This book is enjoyable for anyone interested in computer game design. However, enjoyable and illuminating are two different things. Beginning with the obviously misguided analysis that computer games are not an art form because the process of designing them is not all a matter of creativity, but that of skill and calculation as well (which is the way it is for any art form), the authors begin a journey of, well, describing what computer games are like.
Overall, the book seems more to describe than explain, more to report than interpret. There arises no general, well defined thesis from its 500+ page volume. At best, this book can be said to raise a lot of issues which a designer ought to have in mind when designing a game.
However, the vast majority of the issues raised are either of secondary importance or generally irrelevant. It breaks down the process of game design into topics in a way which is neither natural nor logical, and proceeds to pursue a rather sizyphusian discussion of each of these topics in turn. These are: What is Game Design?, Game Concepts, Game Settings and Worlds, Storytelling and Narrative, Character Development, Creating the User Experience, Gameplay, and The Internal Economy of games and Game Balancing.
This division makes very little sense. These topics are all so closely related, some to the point of overlapping, that attempting to develop a theorem which deals with each of them separately would result in exactly the kind of negligible book we have before us.

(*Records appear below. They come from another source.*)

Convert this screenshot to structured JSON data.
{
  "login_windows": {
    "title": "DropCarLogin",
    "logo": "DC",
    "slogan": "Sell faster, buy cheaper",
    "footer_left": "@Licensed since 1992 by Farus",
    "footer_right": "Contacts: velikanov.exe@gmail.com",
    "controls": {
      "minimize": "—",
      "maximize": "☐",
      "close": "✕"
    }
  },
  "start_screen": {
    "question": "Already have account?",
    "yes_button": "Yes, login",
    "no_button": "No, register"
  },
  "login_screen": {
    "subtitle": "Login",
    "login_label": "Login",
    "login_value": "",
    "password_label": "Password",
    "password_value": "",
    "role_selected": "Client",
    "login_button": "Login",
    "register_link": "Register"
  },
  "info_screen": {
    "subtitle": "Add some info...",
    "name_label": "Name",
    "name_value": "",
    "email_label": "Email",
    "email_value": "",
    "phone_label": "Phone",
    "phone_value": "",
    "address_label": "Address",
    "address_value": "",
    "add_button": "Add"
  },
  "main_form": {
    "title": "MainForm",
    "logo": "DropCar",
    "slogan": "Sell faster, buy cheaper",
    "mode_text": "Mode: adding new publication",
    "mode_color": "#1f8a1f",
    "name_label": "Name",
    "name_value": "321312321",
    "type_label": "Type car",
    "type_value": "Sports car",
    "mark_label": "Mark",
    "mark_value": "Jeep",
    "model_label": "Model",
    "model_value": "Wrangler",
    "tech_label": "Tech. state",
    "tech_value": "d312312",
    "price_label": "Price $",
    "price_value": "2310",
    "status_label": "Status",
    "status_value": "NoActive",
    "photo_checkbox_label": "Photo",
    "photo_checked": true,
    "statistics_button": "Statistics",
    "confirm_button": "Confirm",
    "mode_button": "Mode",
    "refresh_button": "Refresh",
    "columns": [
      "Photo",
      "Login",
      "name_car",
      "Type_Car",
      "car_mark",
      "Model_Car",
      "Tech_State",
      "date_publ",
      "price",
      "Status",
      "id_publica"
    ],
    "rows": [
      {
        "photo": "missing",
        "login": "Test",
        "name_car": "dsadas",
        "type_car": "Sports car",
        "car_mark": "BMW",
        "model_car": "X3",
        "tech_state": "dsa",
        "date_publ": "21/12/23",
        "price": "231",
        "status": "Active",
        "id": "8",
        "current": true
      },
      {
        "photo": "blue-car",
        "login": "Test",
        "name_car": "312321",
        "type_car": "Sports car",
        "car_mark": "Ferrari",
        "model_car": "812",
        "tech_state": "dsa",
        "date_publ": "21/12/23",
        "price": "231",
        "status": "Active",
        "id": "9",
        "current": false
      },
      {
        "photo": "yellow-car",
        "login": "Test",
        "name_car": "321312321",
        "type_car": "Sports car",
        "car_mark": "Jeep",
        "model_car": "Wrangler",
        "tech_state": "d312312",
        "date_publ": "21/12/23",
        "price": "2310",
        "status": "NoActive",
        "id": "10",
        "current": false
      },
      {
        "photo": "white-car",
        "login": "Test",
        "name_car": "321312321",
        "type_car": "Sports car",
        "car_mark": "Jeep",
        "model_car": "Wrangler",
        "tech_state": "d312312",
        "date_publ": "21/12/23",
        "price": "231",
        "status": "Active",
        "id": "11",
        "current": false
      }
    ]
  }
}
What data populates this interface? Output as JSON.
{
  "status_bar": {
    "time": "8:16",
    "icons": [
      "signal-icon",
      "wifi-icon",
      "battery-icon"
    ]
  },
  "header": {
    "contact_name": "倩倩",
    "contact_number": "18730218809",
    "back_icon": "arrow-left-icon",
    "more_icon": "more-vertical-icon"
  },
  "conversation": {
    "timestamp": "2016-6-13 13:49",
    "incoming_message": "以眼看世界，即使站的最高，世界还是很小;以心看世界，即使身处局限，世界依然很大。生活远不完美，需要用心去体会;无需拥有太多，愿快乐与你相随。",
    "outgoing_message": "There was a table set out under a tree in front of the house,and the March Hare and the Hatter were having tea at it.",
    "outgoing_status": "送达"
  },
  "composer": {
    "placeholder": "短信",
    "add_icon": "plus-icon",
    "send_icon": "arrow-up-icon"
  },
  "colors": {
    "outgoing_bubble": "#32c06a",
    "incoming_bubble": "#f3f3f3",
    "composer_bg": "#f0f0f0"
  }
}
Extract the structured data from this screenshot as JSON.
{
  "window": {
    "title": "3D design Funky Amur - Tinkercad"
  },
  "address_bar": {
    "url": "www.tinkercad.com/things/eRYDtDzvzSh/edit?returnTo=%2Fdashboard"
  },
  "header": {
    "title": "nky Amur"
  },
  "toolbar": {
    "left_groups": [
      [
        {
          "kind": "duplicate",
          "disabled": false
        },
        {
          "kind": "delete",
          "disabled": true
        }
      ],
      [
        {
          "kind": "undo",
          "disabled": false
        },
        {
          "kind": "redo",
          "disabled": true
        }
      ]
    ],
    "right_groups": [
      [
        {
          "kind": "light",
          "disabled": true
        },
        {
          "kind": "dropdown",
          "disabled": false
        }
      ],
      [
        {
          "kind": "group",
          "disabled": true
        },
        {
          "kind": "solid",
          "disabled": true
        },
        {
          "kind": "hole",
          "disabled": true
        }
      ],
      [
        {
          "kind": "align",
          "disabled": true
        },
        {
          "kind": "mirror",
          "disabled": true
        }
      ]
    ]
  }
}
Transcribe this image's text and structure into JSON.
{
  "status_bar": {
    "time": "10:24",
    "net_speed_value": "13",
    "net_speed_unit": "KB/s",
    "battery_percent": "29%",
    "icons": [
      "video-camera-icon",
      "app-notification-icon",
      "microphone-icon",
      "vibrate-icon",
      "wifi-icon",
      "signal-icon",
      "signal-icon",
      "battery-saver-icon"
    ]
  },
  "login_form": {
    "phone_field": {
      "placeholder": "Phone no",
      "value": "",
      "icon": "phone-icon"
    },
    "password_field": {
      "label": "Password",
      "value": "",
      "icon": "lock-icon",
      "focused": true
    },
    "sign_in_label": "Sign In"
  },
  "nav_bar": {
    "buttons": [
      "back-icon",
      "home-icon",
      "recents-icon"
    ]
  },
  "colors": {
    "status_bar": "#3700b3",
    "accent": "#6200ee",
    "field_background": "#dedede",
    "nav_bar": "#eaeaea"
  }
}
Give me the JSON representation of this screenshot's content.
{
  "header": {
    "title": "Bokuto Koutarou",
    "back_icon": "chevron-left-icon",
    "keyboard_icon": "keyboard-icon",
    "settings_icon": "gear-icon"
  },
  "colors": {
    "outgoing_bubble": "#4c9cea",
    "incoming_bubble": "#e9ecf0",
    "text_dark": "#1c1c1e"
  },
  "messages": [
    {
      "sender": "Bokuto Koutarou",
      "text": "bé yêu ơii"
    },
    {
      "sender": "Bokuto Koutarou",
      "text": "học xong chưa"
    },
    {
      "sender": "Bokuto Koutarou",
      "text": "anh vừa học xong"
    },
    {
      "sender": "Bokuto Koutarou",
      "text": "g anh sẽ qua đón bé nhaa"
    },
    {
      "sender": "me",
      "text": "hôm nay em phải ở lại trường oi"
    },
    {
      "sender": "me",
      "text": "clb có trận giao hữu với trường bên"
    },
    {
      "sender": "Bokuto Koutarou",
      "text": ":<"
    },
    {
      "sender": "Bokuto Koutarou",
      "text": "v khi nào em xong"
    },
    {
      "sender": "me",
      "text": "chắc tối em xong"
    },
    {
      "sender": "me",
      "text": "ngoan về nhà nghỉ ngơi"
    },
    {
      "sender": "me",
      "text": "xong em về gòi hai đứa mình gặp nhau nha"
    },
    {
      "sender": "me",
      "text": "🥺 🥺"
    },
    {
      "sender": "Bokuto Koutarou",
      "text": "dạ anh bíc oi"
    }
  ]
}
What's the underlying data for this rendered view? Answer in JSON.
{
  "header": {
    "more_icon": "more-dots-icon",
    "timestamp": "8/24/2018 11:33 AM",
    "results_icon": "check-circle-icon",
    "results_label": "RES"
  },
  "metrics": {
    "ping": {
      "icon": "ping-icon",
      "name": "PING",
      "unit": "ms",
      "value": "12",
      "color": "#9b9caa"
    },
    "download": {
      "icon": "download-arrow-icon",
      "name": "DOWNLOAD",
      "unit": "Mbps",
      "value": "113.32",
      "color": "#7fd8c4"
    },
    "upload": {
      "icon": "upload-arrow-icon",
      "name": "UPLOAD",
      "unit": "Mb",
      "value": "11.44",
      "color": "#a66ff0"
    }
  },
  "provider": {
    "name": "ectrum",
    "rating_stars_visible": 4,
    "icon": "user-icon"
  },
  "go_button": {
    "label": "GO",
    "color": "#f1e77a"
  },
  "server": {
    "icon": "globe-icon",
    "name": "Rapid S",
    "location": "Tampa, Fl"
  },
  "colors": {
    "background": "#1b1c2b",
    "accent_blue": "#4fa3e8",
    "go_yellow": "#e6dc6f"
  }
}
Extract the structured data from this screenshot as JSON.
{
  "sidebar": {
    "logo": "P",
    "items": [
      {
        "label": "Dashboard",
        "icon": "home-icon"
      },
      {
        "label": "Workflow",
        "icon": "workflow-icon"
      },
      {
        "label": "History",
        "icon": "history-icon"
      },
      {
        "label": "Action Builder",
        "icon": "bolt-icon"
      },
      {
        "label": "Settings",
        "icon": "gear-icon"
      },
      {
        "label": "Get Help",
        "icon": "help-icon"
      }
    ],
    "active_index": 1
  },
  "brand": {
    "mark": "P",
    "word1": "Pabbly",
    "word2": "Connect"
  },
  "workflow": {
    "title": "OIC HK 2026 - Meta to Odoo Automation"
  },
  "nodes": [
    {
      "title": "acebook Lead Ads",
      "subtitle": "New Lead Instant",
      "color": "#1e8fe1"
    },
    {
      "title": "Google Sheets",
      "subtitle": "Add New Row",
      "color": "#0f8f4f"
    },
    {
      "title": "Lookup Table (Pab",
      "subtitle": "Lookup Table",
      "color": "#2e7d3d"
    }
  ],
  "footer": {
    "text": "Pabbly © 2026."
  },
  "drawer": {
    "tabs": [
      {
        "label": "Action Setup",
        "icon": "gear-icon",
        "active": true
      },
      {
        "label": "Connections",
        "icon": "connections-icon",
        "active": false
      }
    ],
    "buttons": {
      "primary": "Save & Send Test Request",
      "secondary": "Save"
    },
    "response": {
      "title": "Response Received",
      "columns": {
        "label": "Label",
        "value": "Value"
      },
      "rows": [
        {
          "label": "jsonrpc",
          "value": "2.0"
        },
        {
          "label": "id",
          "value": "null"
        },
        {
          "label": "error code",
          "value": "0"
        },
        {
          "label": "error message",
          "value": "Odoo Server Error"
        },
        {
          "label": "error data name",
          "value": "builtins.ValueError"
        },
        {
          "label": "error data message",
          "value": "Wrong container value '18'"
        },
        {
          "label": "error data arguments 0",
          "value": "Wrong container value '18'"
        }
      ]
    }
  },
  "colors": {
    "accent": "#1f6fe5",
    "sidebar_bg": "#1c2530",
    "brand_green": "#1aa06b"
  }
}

Actually, it would be impossible for the authors to develop any meaningful discussion of their subject, because they fail to define a) what we are trying to create and b) how do we measure our success. Nor can such a definition be induced from this overflous and superficial book. Without this definition, there is nothing that binds the book's pieces together (and, actually, had the authors bothered to provide a rigorous definition, they would have realized that no reasonable definition could be found for the garbled mess they've created), and it remains a pile of expressions in the spirit of "some people did this in some games, and some people did that in some other games". In short, the book does an admirable job in showing how NOT to perform a critical analysis of a subject, not to mention attempt to construct a wholesome theory.
While the book can be interesting at times, mainly because it makes one think on how such a book SHOULD be written, it is chuck full of assertions obviously made on the basis of misunderstandings, like the authors' curious misuse of the term Suspension of Disbelief, or their suggestion of the Hero's Journey narrative template as an object of imitation rather than a tool for analysis.
The authors' goal with this book also seems questionable. At one point, they assert that, even were it possible, we wouldn't like our player to be tormented by remorse after taking an immoral action in the game. Why? isn't moral education one of the most important and unique roles of art? If it were indeed possible, and I'm sure it is, it would've been a glorious achievement for this medium, one which would put all its previous achievements far behind.
Or are the authors only interested in computer games as a source of pure fun? If so, I suggest they invest their impressive talent and enthusiasm in cooking or adult toy design - a medium's greatness lies not in the fun it offers, and these repeatable fields are all about fun.
An interesting book for raising a large scale discussion, but one which falls short of grasping the deeper principles of its subject, and is, therefore, unimportant.